Peut-être que l'explication se trouve dans la personnalité du chef conservateur. M. Harper, tous ceux qui le connaissent bien l'ont constaté, est un solitaire, un stratège froid, souvent très partisan, maniaque de contrôle, qui n'aime pas beaucoup se faire contredire. Un débat des chefs, c'est tout le contraire de ça.

Si Stephen Harper avait le choix, je ne suis pas certain qu'il se plierait à l'exercice, contrairement à Jean Chrétien, par exemple, qui n'a jamais tourné le dos à une bonne bastonnade.

Gilles Duceppe, lui, s'en est encore bien sorti, bien servi par son expérience et par le fait qu'il n'a rien à perdre dans un débat en anglais.

Comme il l'a fait à chacun des débats en anglais au cours des cinq dernières années, Gilles Duceppe a joué la mouche du coche avec un enthousiasme presque sadique.

L'option souverainiste de M. Duceppe n'est certainement pas très populaire à l'ouest de la rivière des Outaouais, mais il s'est sans aucun doute attiré la sympathie de bien des électeurs dans le reste du pays en rappelant que son parti est le seul à proposer une politique d'achat au Canada (« Buy Canada Act »).

Elisabeth May, la chef des Verts, a marqué des points, surtout dans le premier segment sur l'économie.
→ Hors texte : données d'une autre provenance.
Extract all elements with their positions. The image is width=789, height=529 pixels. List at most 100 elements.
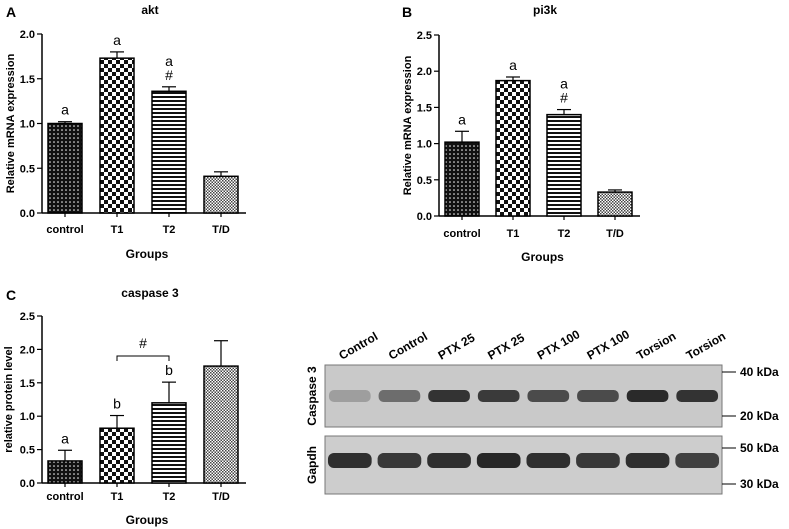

La « grano » s'y connaît aussi en chiffres.

La chef du Parti vert s'est rendue aux débats des chefs portée sur une vague de sympathie des électeurs. Son défi hier soir était de prouver à ces électeurs qu'elle et son parti représentent une option crédible. Mission accomplie, ce qui n'est certainement pas une bonne nouvelle pour les libéraux en Ontario, en particulier.